The FAQs touch on a broad range of issues related to TRID compliance. Among them: total of payments disclosure, using the optional signature line on the loan estimate and closing disclosure, and the requirement to include seller information on the consumer’s disclosures if providing separate closing disclosures.
Online tool aims to prevent, respond to elder financial fraud
Helping communities form networks for increasing their capacity to prevent and respond to elder financial abuse is the stated aim of a new online resource unveiled by the CFPB this week. According to the bureau, the Elder Fraud Prevention and Response Networks Development Guide offers planning tools, templates, and exercises to “help communities create a collaborative network to fight elder fraud or refresh or expand an existing network.” The online tool, the bureau said, includes a meeting model on how to set up a retreat and training event to rally stakeholders and community leaders. It also provides resources for reconvening after the retreat to help community leaders take further action to expand network capabilities, the bureau said.

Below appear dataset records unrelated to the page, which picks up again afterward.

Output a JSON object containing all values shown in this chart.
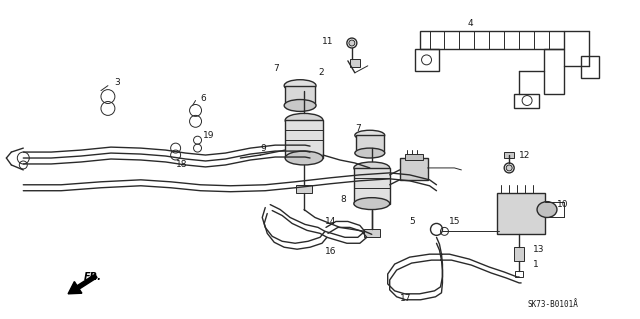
{
  "background_color": "#ffffff",
  "fig_width": 6.4,
  "fig_height": 3.19,
  "dpi": 100,
  "diagram_code": "SK73-B0101Å",
  "line_color": "#2a2a2a",
  "text_color": "#1a1a1a",
  "label_fontsize": 6.5,
  "diagram_code_fontsize": 5.5
}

Webinars look at managing through (and beyond) crises
Managing a credit union during times of great uncertainty – particularly the unprecedented economic turmoil associated with the coronavirus crisis – is the focus of two days of webinars scheduled for June 23 and July by NASCUS.

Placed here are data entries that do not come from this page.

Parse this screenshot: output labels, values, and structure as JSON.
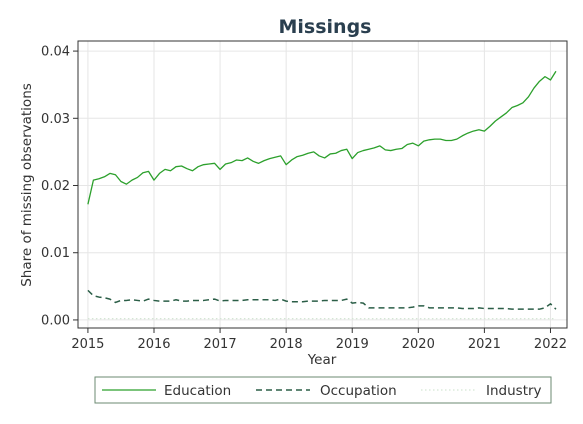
{
  "chart_data": {
    "type": "line",
    "title": "Missings",
    "xlabel": "Year",
    "ylabel": "Share of missing observations",
    "xlim": [
      2014.85,
      2022.25
    ],
    "ylim": [
      -0.0012,
      0.0415
    ],
    "xticks": [
      2015,
      2016,
      2017,
      2018,
      2019,
      2020,
      2021,
      2022
    ],
    "yticks": [
      0.0,
      0.01,
      0.02,
      0.03,
      0.04
    ],
    "ytick_labels": [
      "0.00",
      "0.01",
      "0.02",
      "0.03",
      "0.04"
    ],
    "grid": true,
    "legend_position": "bottom",
    "series": [
      {
        "name": "Education",
        "color": "#2ca02c",
        "dash": "solid",
        "points": [
          [
            2015.0,
            0.0172
          ],
          [
            2015.083,
            0.0208
          ],
          [
            2015.167,
            0.021
          ],
          [
            2015.25,
            0.0213
          ],
          [
            2015.333,
            0.0218
          ],
          [
            2015.417,
            0.0216
          ],
          [
            2015.5,
            0.0206
          ],
          [
            2015.583,
            0.0202
          ],
          [
            2015.667,
            0.0208
          ],
          [
            2015.75,
            0.0212
          ],
          [
            2015.833,
            0.0219
          ],
          [
            2015.917,
            0.0221
          ],
          [
            2016.0,
            0.0208
          ],
          [
            2016.083,
            0.0218
          ],
          [
            2016.167,
            0.0224
          ],
          [
            2016.25,
            0.0222
          ],
          [
            2016.333,
            0.0228
          ],
          [
            2016.417,
            0.0229
          ],
          [
            2016.5,
            0.0225
          ],
          [
            2016.583,
            0.0222
          ],
          [
            2016.667,
            0.0228
          ],
          [
            2016.75,
            0.0231
          ],
          [
            2016.833,
            0.0232
          ],
          [
            2016.917,
            0.0233
          ],
          [
            2017.0,
            0.0224
          ],
          [
            2017.083,
            0.0232
          ],
          [
            2017.167,
            0.0234
          ],
          [
            2017.25,
            0.0238
          ],
          [
            2017.333,
            0.0237
          ],
          [
            2017.417,
            0.0241
          ],
          [
            2017.5,
            0.0236
          ],
          [
            2017.583,
            0.0233
          ],
          [
            2017.667,
            0.0237
          ],
          [
            2017.75,
            0.024
          ],
          [
            2017.833,
            0.0242
          ],
          [
            2017.917,
            0.0244
          ],
          [
            2018.0,
            0.0231
          ],
          [
            2018.083,
            0.0238
          ],
          [
            2018.167,
            0.0243
          ],
          [
            2018.25,
            0.0245
          ],
          [
            2018.333,
            0.0248
          ],
          [
            2018.417,
            0.025
          ],
          [
            2018.5,
            0.0244
          ],
          [
            2018.583,
            0.0241
          ],
          [
            2018.667,
            0.0247
          ],
          [
            2018.75,
            0.0248
          ],
          [
            2018.833,
            0.0252
          ],
          [
            2018.917,
            0.0254
          ],
          [
            2019.0,
            0.024
          ],
          [
            2019.083,
            0.0249
          ],
          [
            2019.167,
            0.0252
          ],
          [
            2019.25,
            0.0254
          ],
          [
            2019.333,
            0.0256
          ],
          [
            2019.417,
            0.0259
          ],
          [
            2019.5,
            0.0253
          ],
          [
            2019.583,
            0.0252
          ],
          [
            2019.667,
            0.0254
          ],
          [
            2019.75,
            0.0255
          ],
          [
            2019.833,
            0.0261
          ],
          [
            2019.917,
            0.0263
          ],
          [
            2020.0,
            0.0259
          ],
          [
            2020.083,
            0.0266
          ],
          [
            2020.167,
            0.0268
          ],
          [
            2020.25,
            0.0269
          ],
          [
            2020.333,
            0.0269
          ],
          [
            2020.417,
            0.0267
          ],
          [
            2020.5,
            0.0267
          ],
          [
            2020.583,
            0.0269
          ],
          [
            2020.667,
            0.0274
          ],
          [
            2020.75,
            0.0278
          ],
          [
            2020.833,
            0.0281
          ],
          [
            2020.917,
            0.0283
          ],
          [
            2021.0,
            0.0281
          ],
          [
            2021.083,
            0.0288
          ],
          [
            2021.167,
            0.0296
          ],
          [
            2021.25,
            0.0302
          ],
          [
            2021.333,
            0.0308
          ],
          [
            2021.417,
            0.0316
          ],
          [
            2021.5,
            0.0319
          ],
          [
            2021.583,
            0.0323
          ],
          [
            2021.667,
            0.0332
          ],
          [
            2021.75,
            0.0345
          ],
          [
            2021.833,
            0.0355
          ],
          [
            2021.917,
            0.0362
          ],
          [
            2022.0,
            0.0357
          ],
          [
            2022.083,
            0.037
          ]
        ]
      },
      {
        "name": "Occupation",
        "color": "#2b5e47",
        "dash": "dashed",
        "points": [
          [
            2015.0,
            0.0044
          ],
          [
            2015.083,
            0.0036
          ],
          [
            2015.167,
            0.0034
          ],
          [
            2015.25,
            0.0033
          ],
          [
            2015.333,
            0.0031
          ],
          [
            2015.417,
            0.0026
          ],
          [
            2015.5,
            0.0029
          ],
          [
            2015.583,
            0.0029
          ],
          [
            2015.667,
            0.003
          ],
          [
            2015.75,
            0.0029
          ],
          [
            2015.833,
            0.0028
          ],
          [
            2015.917,
            0.0031
          ],
          [
            2016.0,
            0.0029
          ],
          [
            2016.083,
            0.0028
          ],
          [
            2016.167,
            0.0028
          ],
          [
            2016.25,
            0.0028
          ],
          [
            2016.333,
            0.003
          ],
          [
            2016.417,
            0.0028
          ],
          [
            2016.5,
            0.0028
          ],
          [
            2016.583,
            0.0029
          ],
          [
            2016.667,
            0.0029
          ],
          [
            2016.75,
            0.0029
          ],
          [
            2016.833,
            0.003
          ],
          [
            2016.917,
            0.0031
          ],
          [
            2017.0,
            0.0028
          ],
          [
            2017.083,
            0.0029
          ],
          [
            2017.167,
            0.0029
          ],
          [
            2017.25,
            0.0029
          ],
          [
            2017.333,
            0.0029
          ],
          [
            2017.417,
            0.003
          ],
          [
            2017.5,
            0.003
          ],
          [
            2017.583,
            0.003
          ],
          [
            2017.667,
            0.003
          ],
          [
            2017.75,
            0.003
          ],
          [
            2017.833,
            0.0029
          ],
          [
            2017.917,
            0.0031
          ],
          [
            2018.0,
            0.0028
          ],
          [
            2018.083,
            0.0027
          ],
          [
            2018.167,
            0.0027
          ],
          [
            2018.25,
            0.0027
          ],
          [
            2018.333,
            0.0028
          ],
          [
            2018.417,
            0.0028
          ],
          [
            2018.5,
            0.0028
          ],
          [
            2018.583,
            0.0029
          ],
          [
            2018.667,
            0.0029
          ],
          [
            2018.75,
            0.0029
          ],
          [
            2018.833,
            0.0029
          ],
          [
            2018.917,
            0.0031
          ],
          [
            2019.0,
            0.0025
          ],
          [
            2019.083,
            0.0026
          ],
          [
            2019.167,
            0.0025
          ],
          [
            2019.25,
            0.0018
          ],
          [
            2019.333,
            0.0018
          ],
          [
            2019.417,
            0.0018
          ],
          [
            2019.5,
            0.0018
          ],
          [
            2019.583,
            0.0018
          ],
          [
            2019.667,
            0.0018
          ],
          [
            2019.75,
            0.0018
          ],
          [
            2019.833,
            0.0018
          ],
          [
            2019.917,
            0.0019
          ],
          [
            2020.0,
            0.0021
          ],
          [
            2020.083,
            0.0021
          ],
          [
            2020.167,
            0.0018
          ],
          [
            2020.25,
            0.0018
          ],
          [
            2020.333,
            0.0018
          ],
          [
            2020.417,
            0.0018
          ],
          [
            2020.5,
            0.0018
          ],
          [
            2020.583,
            0.0018
          ],
          [
            2020.667,
            0.0017
          ],
          [
            2020.75,
            0.0017
          ],
          [
            2020.833,
            0.0017
          ],
          [
            2020.917,
            0.0018
          ],
          [
            2021.0,
            0.0017
          ],
          [
            2021.083,
            0.0017
          ],
          [
            2021.167,
            0.0017
          ],
          [
            2021.25,
            0.0017
          ],
          [
            2021.333,
            0.0017
          ],
          [
            2021.417,
            0.0016
          ],
          [
            2021.5,
            0.0016
          ],
          [
            2021.583,
            0.0016
          ],
          [
            2021.667,
            0.0016
          ],
          [
            2021.75,
            0.0016
          ],
          [
            2021.833,
            0.0016
          ],
          [
            2021.917,
            0.0018
          ],
          [
            2022.0,
            0.0024
          ],
          [
            2022.083,
            0.0016
          ]
        ]
      },
      {
        "name": "Industry",
        "color": "#d4e6d4",
        "dash": "dotted",
        "points": [
          [
            2015.0,
            0.0002
          ],
          [
            2015.5,
            0.0002
          ],
          [
            2016.0,
            0.0002
          ],
          [
            2016.5,
            0.0002
          ],
          [
            2017.0,
            0.0002
          ],
          [
            2017.5,
            0.0002
          ],
          [
            2018.0,
            0.0002
          ],
          [
            2018.5,
            0.0002
          ],
          [
            2019.0,
            0.0002
          ],
          [
            2019.5,
            0.0002
          ],
          [
            2020.0,
            0.0002
          ],
          [
            2020.5,
            0.0002
          ],
          [
            2021.0,
            0.0002
          ],
          [
            2021.5,
            0.0002
          ],
          [
            2022.0,
            0.0002
          ],
          [
            2022.083,
            0.0002
          ]
        ]
      }
    ]
  }
}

Whether the economic recovery is V-, U-, or L-shaped, the webinars will shine a spotlight on the essential role of scenario planning to set up contingencies to ensure credit unions brave the economic upheaval and be ready to “raise the bar” for member service and support. The seminars will also show how the pandemic is acting as a catalyst accelerating themes and trends that might otherwise have taken many years to unfold.

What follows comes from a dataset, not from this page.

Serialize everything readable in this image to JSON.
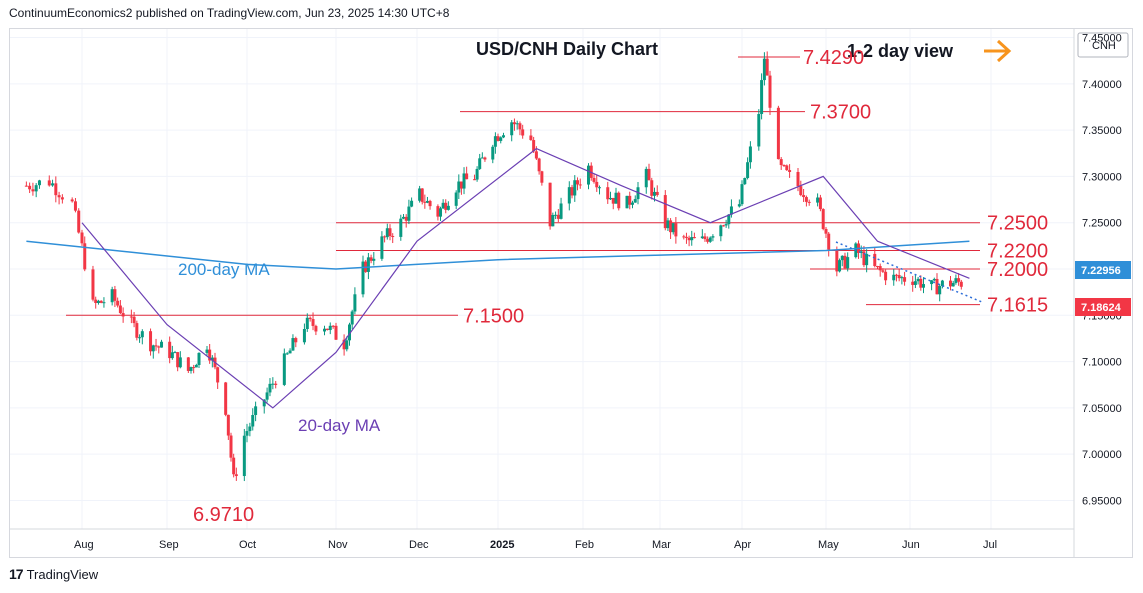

Presented by long-time credit union analysts and leaders C. Alan Peppers and John Lass, the one-hour webinars get underway at 2 p.m. ET for both sessions (“V, U, or L: The Role of Scenario Planning in Managing Through Great Uncertainty,” set for June 23; and, “The Future Has Arrived Early: Are We Ready for It?” set for July 1).
John Lass is president of Lass Advisory Services LLC; C. Alan Peppers is founder of CAP Advisory Services. Lass is a former senior executive for strategy and business development at CUNA Mutual Group (CMG); Peppers served as a credit union CEO for four decades.
See the link below for more information, including registration.
BRIEFLY: GA credit union conserved; NASCUS leader invited to serve on state association advocacy group; CFPB consumer law task force update outlined
Southern Pine Credit Union of Valdosta, Ga., was placed into conservatorship Thursday, NCUA said, in consultation with the Georgia Department of Banking and Finance. The $46.4 million CU (with 2,149 members) was conserved because of “unsafe and unsound practices at the credit union,” NCUA said in a release … NASCUS President and CEO Lucy Ito has been invited to join the State Issues Advocacy Committee of the American Association of Credit Union Leagues (AACUL), a professional group made up of executives from state credit union associations; her one-year term (which began this week) runs through April of next year … The CFPB said this week it intends to issue a two-volume report on consumer financial protection law later this summer that will include historical information, analysis of products and services, and recommendations for improvements; public hearings are also expected later in the fall.